Recentemente, em 9 de agosto de 2020, comemorou-se o aniversário de 25 anos da Revolta de Corumbiara, um dos mais importantes marcos da luta agrária brasileira.

Temos muitas lições importantes a serem tiradas deste acontecimento, para além do dever de fazermos nossa homenagem, ainda que modesta, a todos os mártires camponeses e trabalhadores rurais que caíram em defesa da terra para quem nela trabalha, sob os tiros e coronhadas daqueles que, quase três décadas depois, seguem cumprindo o mesmo serviço sujo em prol da reação rural, para manter vivo o sistema podre do latifúndio arcaico, semifeudal.

O pano de fundo da Revolta de Corumbiara

Os anos 1980 e 1990 foram marcados por saltos muito importantes para os movimentos de massas do campesinato. Se antes os diversos estratos dos labutadores rurais lutavam cada qual conforme suas diferentes reivindicações, entre assalariados rurais, posseiros, arrendatários, meeiros, parceiros, pequenos e médios proprietários e demais, o ano de 1984 marcou a unificação de todos estes estratos em um único grande movimento popular, o Movimento dos Trabalhadores Rurais Sem-Terra (MST), sob o lema único da reforma agrária e da “terra para quem nela trabalha”, tendo nas ocupações das grandes fazendas improdutivas sua marca registrada, seu grande método de luta, cujo marco mais expressivo pôde ser visto na ocupação da Fazenda Anonni, município de Nova Santa Rita, no norte do estado do Rio Grande do Sul, no ano de 1985.

Até então, cerca de 3 mil famílias camponesas (conhecidas localmente pelo termo de “colonos”) estavam agregadas a este latifúndio, pagando extorsivos arrendamentos ao seu proprietário ao tradicional estilo feudal.
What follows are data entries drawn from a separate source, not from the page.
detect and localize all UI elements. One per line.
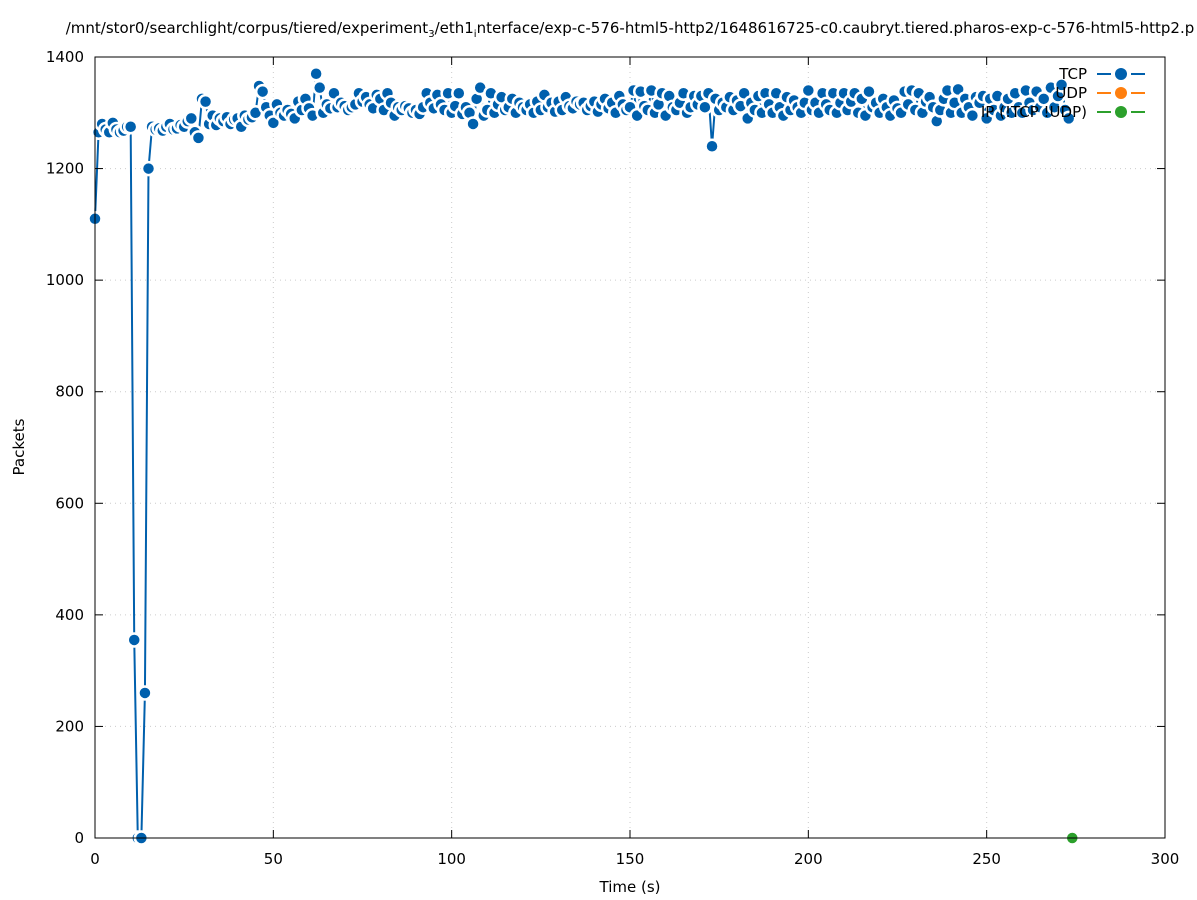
x-tick-label: 100 bbox=[437, 850, 466, 868]
data-point bbox=[265, 115, 282, 131]
x-tick-label: 250 bbox=[972, 850, 1001, 868]
data-point bbox=[126, 632, 142, 648]
data-point bbox=[1060, 110, 1077, 127]
x-tick-label: 50 bbox=[264, 850, 283, 868]
data-point bbox=[451, 85, 467, 102]
legend-label: UDP bbox=[1055, 84, 1087, 102]
title-part: /mnt/stor0/searchlight/corpus/tiered/exp… bbox=[65, 19, 429, 37]
data-point bbox=[697, 99, 713, 115]
y-tick-label: 1400 bbox=[46, 48, 84, 66]
y-tick-label: 200 bbox=[55, 717, 84, 735]
y-tick-label: 600 bbox=[55, 494, 84, 512]
x-tick-label: 200 bbox=[794, 850, 823, 868]
legend-marker bbox=[1115, 68, 1127, 80]
y-tick-label: 1000 bbox=[46, 271, 84, 289]
y-tick-label: 800 bbox=[55, 383, 84, 401]
data-point bbox=[254, 83, 271, 100]
legend-label: TCP bbox=[1058, 65, 1087, 83]
title-subscript: i bbox=[473, 29, 477, 40]
y-axis-label: Packets bbox=[10, 418, 28, 475]
y-tick-label: 0 bbox=[74, 829, 84, 847]
x-axis-label: Time (s) bbox=[599, 878, 661, 896]
title-part: nterface/exp-c-576-html5-http2/164861672… bbox=[476, 19, 1195, 37]
data-point bbox=[1035, 91, 1052, 107]
title-part: /eth1 bbox=[434, 19, 474, 37]
x-tick-label: 0 bbox=[90, 850, 100, 868]
series-layer bbox=[87, 65, 1081, 846]
legend-marker bbox=[1115, 87, 1127, 99]
data-point bbox=[190, 130, 207, 146]
x-tick-label: 300 bbox=[1151, 850, 1180, 868]
ticks: 0 50 100 150 200 250 300 0 200 400 600 800 1000 1200 1… bbox=[46, 48, 1180, 868]
data-point bbox=[704, 138, 720, 155]
data-point bbox=[861, 83, 877, 100]
grid bbox=[95, 57, 1165, 838]
data-point bbox=[137, 685, 153, 701]
data-point bbox=[311, 79, 328, 96]
data-point bbox=[800, 82, 817, 99]
data-point bbox=[1053, 77, 1070, 93]
data-point bbox=[183, 110, 200, 127]
legend-label: IP (!TCP !UDP) bbox=[981, 103, 1087, 121]
y-tick-label: 400 bbox=[55, 606, 84, 624]
data-point bbox=[308, 65, 324, 82]
data-point bbox=[140, 160, 157, 177]
data-point bbox=[465, 116, 481, 132]
series-line bbox=[94, 73, 1070, 839]
x-tick-label: 150 bbox=[616, 850, 645, 868]
data-point bbox=[197, 93, 214, 110]
chart-title: /mnt/stor0/searchlight/corpus/tiered/exp… bbox=[66, 19, 1194, 40]
title-subscript: 3 bbox=[428, 29, 435, 40]
legend-marker bbox=[1115, 106, 1127, 118]
series-tcp bbox=[87, 65, 1077, 846]
data-point bbox=[122, 118, 139, 135]
y-tick-label: 1200 bbox=[46, 160, 84, 178]
data-point bbox=[964, 107, 981, 124]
Com o passar do tempo, seu proprietário substituía seus métodos feudais de exploração por métodos capitalistas, adquirindo insumos, tratores e colheitadeiras sob o manto da chamada “Revolução Verde”, tornando supérfluas as pequenas produções e expulsando de suas terras as milhares de famílias que aí viviam. Graças a um grande trabalho de politização, mobilização e organização por parte do MST, cerca de 1,5 mil ocupariam o latifúndio e terminariam vitoriosas, com a Fazenda Anonni sendo retalhada em pequenas propriedades que foram entregues aos camponeses. O exemplo da luta dos lavradores da Fazenda Anonni animaria as massas rurais do restante do país, que se entregavam à ocupação de terras como grande forma de luta.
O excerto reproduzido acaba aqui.